Stetson was runner-up at three fall tournaments and won its own Daytona Beach Intercollegiate. Remarkably, the Hatters were under par as a team in each of 15 fall tournament rounds. After the first half of the season, Stetson was ranked No. 55 in the Golfweek/Sagarin College Rankings. The team had as strong a fall season as any program in the 13-team NGI field.

“We have a special group now,” Forshey said, “this is by far the most special team I’ve been a part of.”

Opportunity begets opportunity, and a first foray into the postseason could conceivably open even more doors for Stetson. Forshey said his men are learning on the fly at Ak-Chin Southern Dunes. He has emphasized driving the ball well and playing for the first bounce on firm, desert greens.

Mason Quagliata knows all about it, having grown up in nearby Scottsdale, Arizona. Quagliata brought in a bogey-free, 4-under 68 to lead Stetson on Friday and is tied for third individually. Wyoming’s Tyler Severin has the individual lead at 6 under.

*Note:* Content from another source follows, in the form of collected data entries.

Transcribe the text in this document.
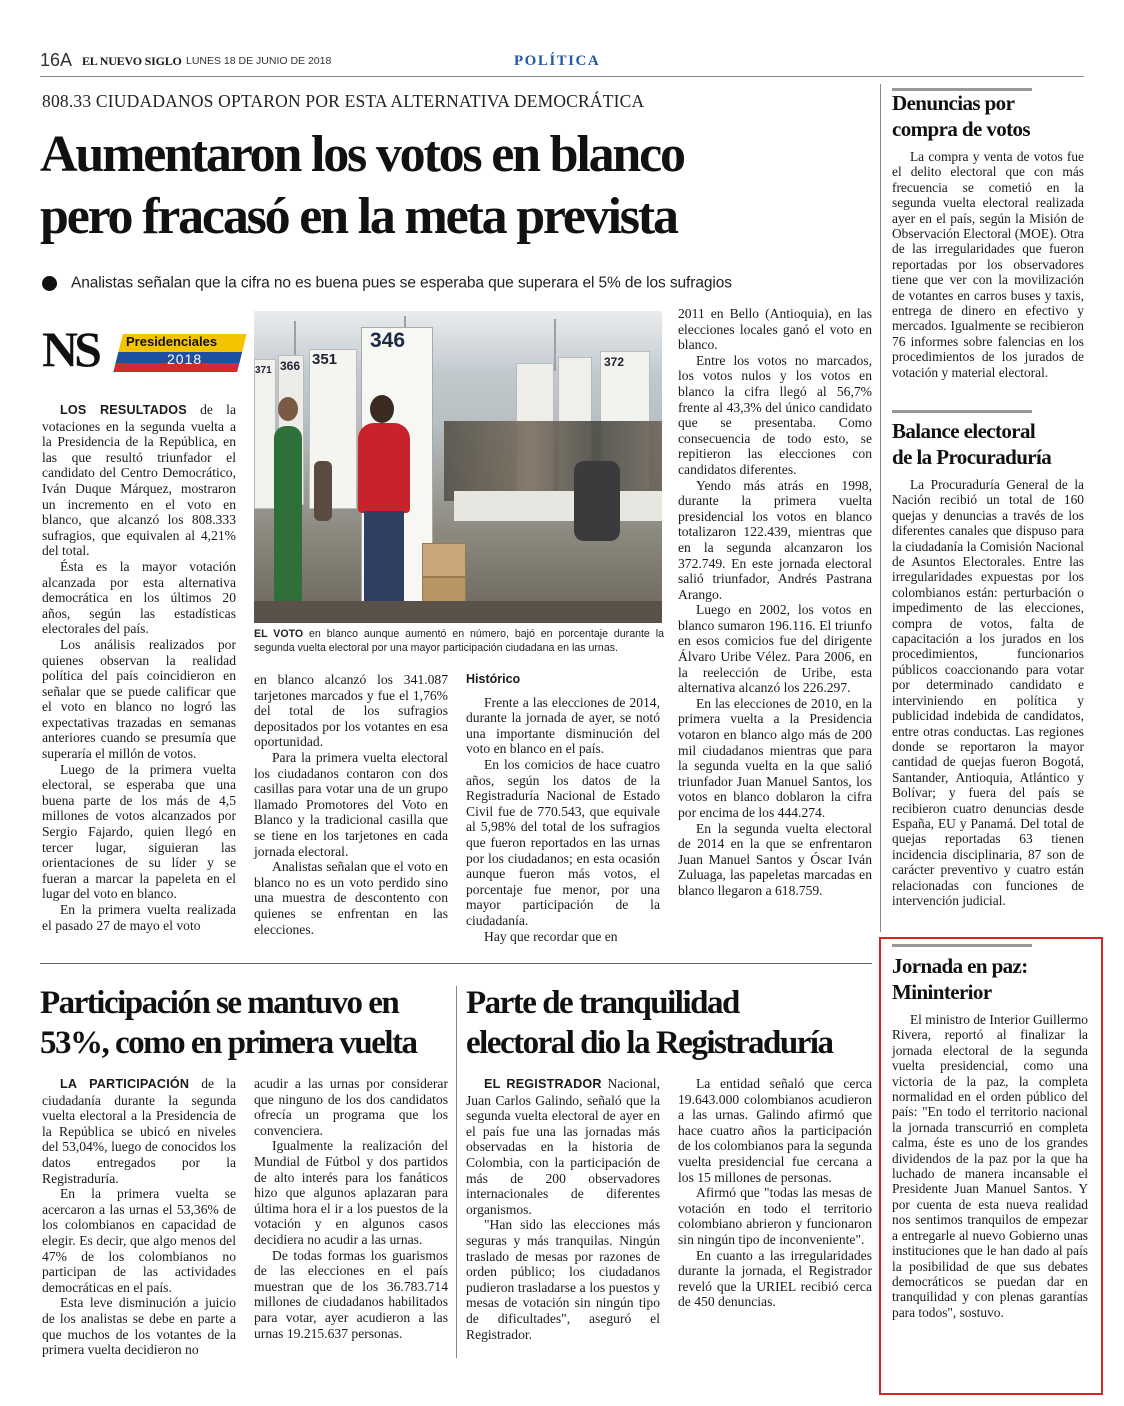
16A EL NUEVO SIGLO LUNES 18 DE JUNIO DE 2018	POLÍTICA
808.33 CIUDADANOS OPTARON POR ESTA ALTERNATIVA DEMOCRÁTICA
Aumentaron los votos en blanco
pero fracasó en la meta prevista
Analistas señalan que la cifra no es buena pues se esperaba que superara el 5% de los sufragios
NS Presidenciales
2018

LOS RESULTADOS de la votaciones en la segunda vuelta a la Presidencia de la República, en las que resultó triunfador el candidato del Centro Democrático, Iván Duque Márquez, mostraron un incremento en el voto en blanco, que alcanzó los 808.333 sufragios, que equivalen al 4,21% del total.

Ésta es la mayor votación alcanzada por esta alternativa democrática en los últimos 20 años, según las estadísticas electorales del país.

Los análisis realizados por quienes observan la realidad política del país coincidieron en señalar que se puede calificar que el voto en blanco no logró las expectativas trazadas en semanas anteriores cuando se presumía que superaría el millón de votos.

Luego de la primera vuelta electoral, se esperaba que una buena parte de los más de 4,5 millones de votos alcanzados por Sergio Fajardo, quien llegó en tercer lugar, siguieran las orientaciones de su líder y se fueran a marcar la papeleta en el lugar del voto en blanco.

En la primera vuelta realizada el pasado 27 de mayo el voto

371 366 351
346
372
EL VOTO en blanco aunque aumentó en número, bajó en porcentaje durante la segunda vuelta electoral por una mayor participación ciudadana en las urnas.

en blanco alcanzó los 341.087 tarjetones marcados y fue el 1,76% del total de los sufragios depositados por los votantes en esa oportunidad.

Para la primera vuelta electoral los ciudadanos contaron con dos casillas para votar una de un grupo llamado Promotores del Voto en Blanco y la tradicional casilla que se tiene en los tarjetones en cada jornada electoral.

Analistas señalan que el voto en blanco no es un voto perdido sino una muestra de descontento con quienes se enfrentan en las elecciones.

Histórico

Frente a las elecciones de 2014, durante la jornada de ayer, se notó una importante disminución del voto en blanco en el país.

En los comicios de hace cuatro años, según los datos de la Registraduría Nacional de Estado Civil fue de 770.543, que equivale al 5,98% del total de los sufragios que fueron reportados en las urnas por los ciudadanos; en esta ocasión aunque fueron más votos, el porcentaje fue menor, por una mayor participación de la ciudadanía.

Hay que recordar que en

2011 en Bello (Antioquia), en las elecciones locales ganó el voto en blanco.

Entre los votos no marcados, los votos nulos y los votos en blanco la cifra llegó al 56,7% frente al 43,3% del único candidato que se presentaba. Como consecuencia de todo esto, se repitieron las elecciones con candidatos diferentes.

Yendo más atrás en 1998, durante la primera vuelta presidencial los votos en blanco totalizaron 122.439, mientras que en la segunda alcanzaron los 372.749. En este jornada electoral salió triunfador, Andrés Pastrana Arango.

Luego en 2002, los votos en blanco sumaron 196.116. El triunfo en esos comicios fue del dirigente Álvaro Uribe Vélez. Para 2006, en la reelección de Uribe, esta alternativa alcanzó los 226.297.

En las elecciones de 2010, en la primera vuelta a la Presidencia votaron en blanco algo más de 200 mil ciudadanos mientras que para la segunda vuelta en la que salió triunfador Juan Manuel Santos, los votos en blanco doblaron la cifra por encima de los 444.274.

En la segunda vuelta electoral de 2014 en la que se enfrentaron Juan Manuel Santos y Óscar Iván Zuluaga, las papeletas marcadas en blanco llegaron a 618.759.

Participación se mantuvo en
53%, como en primera vuelta

LA PARTICIPACIÓN de la ciudadanía durante la segunda vuelta electoral a la Presidencia de la República se ubicó en niveles del 53,04%, luego de conocidos los datos entregados por la Registraduría.

En la primera vuelta se acercaron a las urnas el 53,36% de los colombianos en capacidad de elegir. Es decir, que algo menos del 47% de los colombianos no participan de las actividades democráticas en el país.

Esta leve disminución a juicio de los analistas se debe en parte a que muchos de los votantes de la primera vuelta decidieron no

acudir a las urnas por considerar que ninguno de los dos candidatos ofrecía un programa que los convenciera.

Igualmente la realización del Mundial de Fútbol y dos partidos de alto interés para los fanáticos hizo que algunos aplazaran para última hora el ir a los puestos de la votación y en algunos casos decidiera no acudir a las urnas.

De todas formas los guarismos de las elecciones en el país muestran que de los 36.783.714 millones de ciudadanos habilitados para votar, ayer acudieron a las urnas 19.215.637 personas.

Parte de tranquilidad
electoral dio la Registraduría

EL REGISTRADOR Nacional, Juan Carlos Galindo, señaló que la segunda vuelta electoral de ayer en el país fue una las jornadas más observadas en la historia de Colombia, con la participación de más de 200 observadores internacionales de diferentes organismos.

"Han sido las elecciones más seguras y más tranquilas. Ningún traslado de mesas por razones de orden público; los ciudadanos pudieron trasladarse a los puestos y mesas de votación sin ningún tipo de dificultades", aseguró el Registrador.

La entidad señaló que cerca 19.643.000 colombianos acudieron a las urnas. Galindo afirmó que hace cuatro años la participación de los colombianos para la segunda vuelta presidencial fue cercana a los 15 millones de personas.

Afirmó que "todas las mesas de votación en todo el territorio colombiano abrieron y funcionaron sin ningún tipo de inconveniente".

En cuanto a las irregularidades durante la jornada, el Registrador reveló que la URIEL recibió cerca de 450 denuncias.

Denuncias por
compra de votos

La compra y venta de votos fue el delito electoral que con más frecuencia se cometió en la segunda vuelta electoral realizada ayer en el país, según la Misión de Observación Electoral (MOE). Otra de las irregularidades que fueron reportadas por los observadores tiene que ver con la movilización de votantes en carros buses y taxis, entrega de dinero en efectivo y mercados. Igualmente se recibieron 76 informes sobre falencias en los procedimientos de los jurados de votación y material electoral.

Balance electoral
de la Procuraduría

La Procuraduría General de la Nación recibió un total de 160 quejas y denuncias a través de los diferentes canales que dispuso para la ciudadanía la Comisión Nacional de Asuntos Electorales. Entre las irregularidades expuestas por los colombianos están: perturbación o impedimento de las elecciones, compra de votos, falta de capacitación a los jurados en los procedimientos, funcionarios públicos coaccionando para votar por determinado candidato e interviniendo en política y publicidad indebida de candidatos, entre otras conductas. Las regiones donde se reportaron la mayor cantidad de quejas fueron Bogotá, Santander, Antioquia, Atlántico y Bolívar; y fuera del país se recibieron cuatro denuncias desde España, EU y Panamá. Del total de quejas reportadas 63 tienen incidencia disciplinaria, 87 son de carácter preventivo y cuatro están relacionadas con funciones de intervención judicial.

Jornada en paz:
Mininterior

El ministro de Interior Guillermo Rivera, reportó al finalizar la jornada electoral de la segunda vuelta presidencial, como una victoria de la paz, la completa normalidad en el orden público del país: "En todo el territorio nacional la jornada transcurrió en completa calma, éste es uno de los grandes dividendos de la paz por la que ha luchado de manera incansable el Presidente Juan Manuel Santos. Y por cuenta de esta nueva realidad nos sentimos tranquilos de empezar a entregarle al nuevo Gobierno unas instituciones que le han dado al país la posibilidad de que sus debates democráticos se puedan dar en tranquilidad y con plenas garantías para todos", sostuvo.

“I got off to a really good start, started birdie-birdie, so that always helps get into the flow of things,” Quagliata said. “And then the putter felt really good. Just felt like I got it in all the right spots, was getting up and down when I needed to and just felt like I was capitalizing on all the right opportunities.”

Quagliata, a redshirt junior, has never played a college event in his home state. Already this week, he’s had his teammates to his house and taken them to his home golf course.

As an upperclassmen, Quagliata has seen both the pre-Forshey era of Stetson golf and the post-era. If you weren’t working hard, Quagliata said of the new climate, you weren’t going to play.

“We definitely all got more comfortable under par when scores like that are being shot in qualifying because then you come out to a tournament and it’s not as big a deal to shoot under par when you’re doing it every time at your home course,” he said.

When he went through the recruiting process, Quagliata wasn’t much concerned with postseason. He wanted to go to a school where he could play and get better, but this week is a nice bonus.

Forshey is proud of the buy-in from players like Quagliata as well as new recruits who believed in what could be accomplished at Stetson. The NGI is a big step forward in the program’s progression.

“I think the thing that’s fun for us is this was an idea, it was a dream and it was just a thought a year or so ago,” Forshey said. “We tried to put a plan together to get a group of guys together that want to compete and can compete. Not everybody is interested in being a part of that because sometimes that means you might not get to play as much.

“We put together a special group and all the guys bought in. We’re an underdog story.”